One mission of prediction markets is breaking information monopolies. As various parties interpret vague, lagging government diplomatic statements, price movements on prediction markets are already sending truth warnings to the world. Therefore, rather than calling this insider trading, it’s better called rewarding trade that surfaces hidden information from the shadows, providing real-time risk guidance to the public.

Prediction Markets Are Tools Born Pursuing Truth, Not Trading Venues Pursuing Fairness

The emergence of the “Financial Prediction Market Public Integrity Act of 2026” may reflect regulatory misunderstandings of decentralized prediction platforms. If we pursue a “completely fair” prediction market, we ultimately get a “completely ineffective” prediction market.
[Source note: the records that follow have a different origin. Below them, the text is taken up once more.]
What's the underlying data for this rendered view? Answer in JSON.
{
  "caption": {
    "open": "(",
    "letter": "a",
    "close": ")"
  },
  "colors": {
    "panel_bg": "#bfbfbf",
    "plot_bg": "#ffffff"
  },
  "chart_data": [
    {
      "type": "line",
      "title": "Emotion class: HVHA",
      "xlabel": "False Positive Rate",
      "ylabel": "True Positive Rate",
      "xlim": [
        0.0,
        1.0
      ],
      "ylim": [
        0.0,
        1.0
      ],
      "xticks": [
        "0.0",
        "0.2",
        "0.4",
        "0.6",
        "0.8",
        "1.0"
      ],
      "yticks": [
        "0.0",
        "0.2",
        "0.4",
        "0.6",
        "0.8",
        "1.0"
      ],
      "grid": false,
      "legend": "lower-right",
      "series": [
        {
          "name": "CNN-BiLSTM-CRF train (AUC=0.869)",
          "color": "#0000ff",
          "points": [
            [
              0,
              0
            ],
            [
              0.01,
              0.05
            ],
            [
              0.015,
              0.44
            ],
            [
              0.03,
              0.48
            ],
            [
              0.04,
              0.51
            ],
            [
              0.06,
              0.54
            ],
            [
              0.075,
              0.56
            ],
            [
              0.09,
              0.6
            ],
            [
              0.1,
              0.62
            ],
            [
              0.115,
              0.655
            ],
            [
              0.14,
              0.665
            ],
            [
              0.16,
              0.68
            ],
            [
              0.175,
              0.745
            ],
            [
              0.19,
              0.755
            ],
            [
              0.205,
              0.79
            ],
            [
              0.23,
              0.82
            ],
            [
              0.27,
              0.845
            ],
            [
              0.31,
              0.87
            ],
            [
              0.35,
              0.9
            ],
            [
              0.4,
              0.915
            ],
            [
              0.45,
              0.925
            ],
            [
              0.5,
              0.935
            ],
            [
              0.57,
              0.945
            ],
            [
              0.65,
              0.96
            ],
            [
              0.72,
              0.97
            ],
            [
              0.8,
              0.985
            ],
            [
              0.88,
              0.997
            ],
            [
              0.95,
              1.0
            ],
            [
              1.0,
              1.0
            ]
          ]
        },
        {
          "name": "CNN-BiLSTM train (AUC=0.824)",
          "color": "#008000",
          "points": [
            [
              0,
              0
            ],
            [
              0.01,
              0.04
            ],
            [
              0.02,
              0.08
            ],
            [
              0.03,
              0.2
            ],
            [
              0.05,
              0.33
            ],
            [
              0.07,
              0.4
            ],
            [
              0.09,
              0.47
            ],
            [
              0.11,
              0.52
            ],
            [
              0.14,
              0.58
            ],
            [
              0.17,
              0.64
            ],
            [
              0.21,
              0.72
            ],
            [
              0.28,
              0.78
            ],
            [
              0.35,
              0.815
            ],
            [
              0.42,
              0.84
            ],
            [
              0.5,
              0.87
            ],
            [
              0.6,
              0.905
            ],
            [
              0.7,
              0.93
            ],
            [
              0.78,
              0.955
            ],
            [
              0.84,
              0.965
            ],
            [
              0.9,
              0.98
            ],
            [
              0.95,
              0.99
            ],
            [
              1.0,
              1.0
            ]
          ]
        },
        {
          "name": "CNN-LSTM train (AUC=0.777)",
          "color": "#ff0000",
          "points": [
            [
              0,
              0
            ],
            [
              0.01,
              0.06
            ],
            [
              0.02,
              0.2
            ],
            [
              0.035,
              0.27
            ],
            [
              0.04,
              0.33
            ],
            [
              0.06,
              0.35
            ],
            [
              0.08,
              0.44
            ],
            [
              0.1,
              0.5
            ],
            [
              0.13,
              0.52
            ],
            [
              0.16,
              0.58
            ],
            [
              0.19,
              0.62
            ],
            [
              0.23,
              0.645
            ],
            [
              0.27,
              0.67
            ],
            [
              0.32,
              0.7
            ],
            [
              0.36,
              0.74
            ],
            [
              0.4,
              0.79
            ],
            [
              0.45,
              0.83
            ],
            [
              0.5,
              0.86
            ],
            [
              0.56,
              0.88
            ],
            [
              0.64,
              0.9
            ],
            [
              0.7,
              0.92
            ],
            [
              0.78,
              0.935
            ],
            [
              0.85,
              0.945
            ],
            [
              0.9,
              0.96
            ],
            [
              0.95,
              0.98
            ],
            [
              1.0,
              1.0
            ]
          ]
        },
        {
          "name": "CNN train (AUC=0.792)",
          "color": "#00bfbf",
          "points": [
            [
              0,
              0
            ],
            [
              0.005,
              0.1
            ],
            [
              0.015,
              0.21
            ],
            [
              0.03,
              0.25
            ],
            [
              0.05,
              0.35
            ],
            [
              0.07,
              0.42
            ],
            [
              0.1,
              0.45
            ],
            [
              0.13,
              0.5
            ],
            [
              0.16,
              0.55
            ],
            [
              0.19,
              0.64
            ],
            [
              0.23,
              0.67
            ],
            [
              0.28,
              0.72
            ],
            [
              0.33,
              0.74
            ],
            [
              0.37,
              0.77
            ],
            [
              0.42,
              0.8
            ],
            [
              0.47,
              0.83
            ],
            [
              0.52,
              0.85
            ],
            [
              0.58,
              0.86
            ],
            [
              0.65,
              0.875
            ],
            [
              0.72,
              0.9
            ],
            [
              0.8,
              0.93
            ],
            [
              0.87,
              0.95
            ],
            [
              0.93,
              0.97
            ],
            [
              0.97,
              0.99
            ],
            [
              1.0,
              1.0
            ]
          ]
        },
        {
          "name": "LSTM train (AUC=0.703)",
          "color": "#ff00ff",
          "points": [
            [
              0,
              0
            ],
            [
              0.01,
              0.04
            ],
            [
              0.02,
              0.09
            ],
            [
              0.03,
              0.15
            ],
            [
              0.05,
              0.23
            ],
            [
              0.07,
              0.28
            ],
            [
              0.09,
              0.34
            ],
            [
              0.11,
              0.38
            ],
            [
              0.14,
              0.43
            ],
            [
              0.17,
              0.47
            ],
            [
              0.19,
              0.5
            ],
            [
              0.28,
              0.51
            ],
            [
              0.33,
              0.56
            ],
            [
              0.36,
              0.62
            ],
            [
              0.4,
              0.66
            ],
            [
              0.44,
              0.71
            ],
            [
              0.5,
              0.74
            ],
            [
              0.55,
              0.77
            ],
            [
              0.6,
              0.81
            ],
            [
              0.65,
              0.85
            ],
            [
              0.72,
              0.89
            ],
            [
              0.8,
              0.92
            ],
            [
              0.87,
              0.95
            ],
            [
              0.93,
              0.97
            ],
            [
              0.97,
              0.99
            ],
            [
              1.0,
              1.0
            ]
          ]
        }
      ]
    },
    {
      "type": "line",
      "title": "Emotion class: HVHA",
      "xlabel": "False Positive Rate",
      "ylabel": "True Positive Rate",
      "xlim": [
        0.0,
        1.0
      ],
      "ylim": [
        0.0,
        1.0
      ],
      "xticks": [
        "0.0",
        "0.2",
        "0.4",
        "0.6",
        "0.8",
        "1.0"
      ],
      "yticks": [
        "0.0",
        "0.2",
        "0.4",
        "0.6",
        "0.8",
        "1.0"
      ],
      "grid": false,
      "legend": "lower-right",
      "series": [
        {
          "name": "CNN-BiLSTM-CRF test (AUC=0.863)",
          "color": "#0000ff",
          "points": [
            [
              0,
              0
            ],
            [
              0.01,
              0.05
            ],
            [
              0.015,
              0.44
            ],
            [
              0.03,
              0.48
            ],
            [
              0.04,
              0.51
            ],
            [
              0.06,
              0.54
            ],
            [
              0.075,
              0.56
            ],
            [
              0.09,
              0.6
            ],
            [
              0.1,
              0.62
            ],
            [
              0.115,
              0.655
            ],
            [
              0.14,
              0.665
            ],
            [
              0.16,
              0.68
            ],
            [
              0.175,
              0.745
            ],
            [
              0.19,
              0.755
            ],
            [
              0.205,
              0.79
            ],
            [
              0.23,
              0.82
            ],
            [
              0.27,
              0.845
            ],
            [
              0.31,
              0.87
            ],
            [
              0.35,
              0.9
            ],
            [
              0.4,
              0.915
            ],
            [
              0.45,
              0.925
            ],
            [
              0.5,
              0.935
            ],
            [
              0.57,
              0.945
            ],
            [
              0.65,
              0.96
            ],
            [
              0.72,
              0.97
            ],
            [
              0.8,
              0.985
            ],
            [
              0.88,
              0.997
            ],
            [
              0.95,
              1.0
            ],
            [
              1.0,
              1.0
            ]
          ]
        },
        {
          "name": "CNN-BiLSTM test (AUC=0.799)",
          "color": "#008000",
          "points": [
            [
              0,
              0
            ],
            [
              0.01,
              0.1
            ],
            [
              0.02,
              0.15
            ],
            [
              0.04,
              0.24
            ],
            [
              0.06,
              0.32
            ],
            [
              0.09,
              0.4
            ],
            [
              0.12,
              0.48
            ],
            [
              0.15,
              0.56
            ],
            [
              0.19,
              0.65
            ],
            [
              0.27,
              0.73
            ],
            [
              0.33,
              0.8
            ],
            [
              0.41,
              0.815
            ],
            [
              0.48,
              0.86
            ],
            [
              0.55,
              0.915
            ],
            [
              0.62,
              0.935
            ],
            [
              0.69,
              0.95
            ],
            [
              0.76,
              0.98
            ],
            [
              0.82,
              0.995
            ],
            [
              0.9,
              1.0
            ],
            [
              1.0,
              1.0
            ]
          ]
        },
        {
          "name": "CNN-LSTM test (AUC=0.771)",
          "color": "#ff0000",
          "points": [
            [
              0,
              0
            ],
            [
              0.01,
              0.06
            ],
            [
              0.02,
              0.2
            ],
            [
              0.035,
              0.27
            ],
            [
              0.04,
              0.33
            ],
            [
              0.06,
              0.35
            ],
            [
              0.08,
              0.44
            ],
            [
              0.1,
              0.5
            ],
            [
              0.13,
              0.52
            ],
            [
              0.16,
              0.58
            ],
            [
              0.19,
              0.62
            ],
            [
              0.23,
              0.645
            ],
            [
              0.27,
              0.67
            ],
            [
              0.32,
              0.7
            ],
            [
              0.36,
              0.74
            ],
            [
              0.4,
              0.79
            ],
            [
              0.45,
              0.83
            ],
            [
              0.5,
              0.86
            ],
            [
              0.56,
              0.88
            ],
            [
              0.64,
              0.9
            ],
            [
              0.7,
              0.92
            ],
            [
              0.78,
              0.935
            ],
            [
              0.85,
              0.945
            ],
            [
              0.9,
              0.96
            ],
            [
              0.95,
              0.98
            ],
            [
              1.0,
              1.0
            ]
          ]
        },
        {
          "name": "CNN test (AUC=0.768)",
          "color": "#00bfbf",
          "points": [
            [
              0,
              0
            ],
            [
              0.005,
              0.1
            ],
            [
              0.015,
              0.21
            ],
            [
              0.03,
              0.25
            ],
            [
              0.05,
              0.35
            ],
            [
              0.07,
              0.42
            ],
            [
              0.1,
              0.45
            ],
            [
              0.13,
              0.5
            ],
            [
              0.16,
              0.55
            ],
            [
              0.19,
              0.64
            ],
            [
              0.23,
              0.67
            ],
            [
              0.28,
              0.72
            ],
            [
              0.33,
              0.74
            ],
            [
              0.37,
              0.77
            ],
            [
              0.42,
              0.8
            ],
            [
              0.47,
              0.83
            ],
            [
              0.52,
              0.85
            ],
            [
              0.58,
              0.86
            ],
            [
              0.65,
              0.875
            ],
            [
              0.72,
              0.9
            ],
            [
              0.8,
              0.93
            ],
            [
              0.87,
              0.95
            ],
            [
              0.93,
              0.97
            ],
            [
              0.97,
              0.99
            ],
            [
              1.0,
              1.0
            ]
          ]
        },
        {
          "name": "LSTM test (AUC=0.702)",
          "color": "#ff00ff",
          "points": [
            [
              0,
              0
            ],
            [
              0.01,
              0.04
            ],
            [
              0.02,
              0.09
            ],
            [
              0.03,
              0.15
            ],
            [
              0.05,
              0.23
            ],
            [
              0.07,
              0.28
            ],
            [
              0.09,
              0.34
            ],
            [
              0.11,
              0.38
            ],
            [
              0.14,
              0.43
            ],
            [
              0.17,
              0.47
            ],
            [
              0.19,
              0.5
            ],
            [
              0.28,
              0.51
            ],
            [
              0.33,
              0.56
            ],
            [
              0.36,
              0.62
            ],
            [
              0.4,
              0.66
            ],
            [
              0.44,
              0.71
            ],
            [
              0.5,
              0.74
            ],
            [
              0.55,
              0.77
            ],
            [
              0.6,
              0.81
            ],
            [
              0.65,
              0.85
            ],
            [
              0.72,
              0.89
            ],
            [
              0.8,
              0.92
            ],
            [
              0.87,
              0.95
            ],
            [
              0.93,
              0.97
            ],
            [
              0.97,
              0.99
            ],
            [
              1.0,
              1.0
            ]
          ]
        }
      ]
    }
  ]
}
The Maduro event profoundly reveals prediction markets’ true value: it converts hidden truths into on-chain signals inspectable by all through traces of capital flows. Blockchain’s transparency breaks the black box. Even if we cannot immediately identify the hidden hand, when mysterious accounts build positions heavily and probabilities fluctuate dramatically, the market is actually sending signals. This attracts smart money to quickly follow, rapidly erasing originally unequal information gaps, transforming “inside information” into “public probability.”

Prediction markets are not stock markets—they are essentially humanity’s collective wisdom radar. To keep this radar accurate, we must necessarily tolerate the friction costs that information arbitrage brings to some degree. Therefore, rather than using prohibition to block signals, should we consider positioning prediction markets as tools born pursuing truth rather than trading venues pursuing fairness?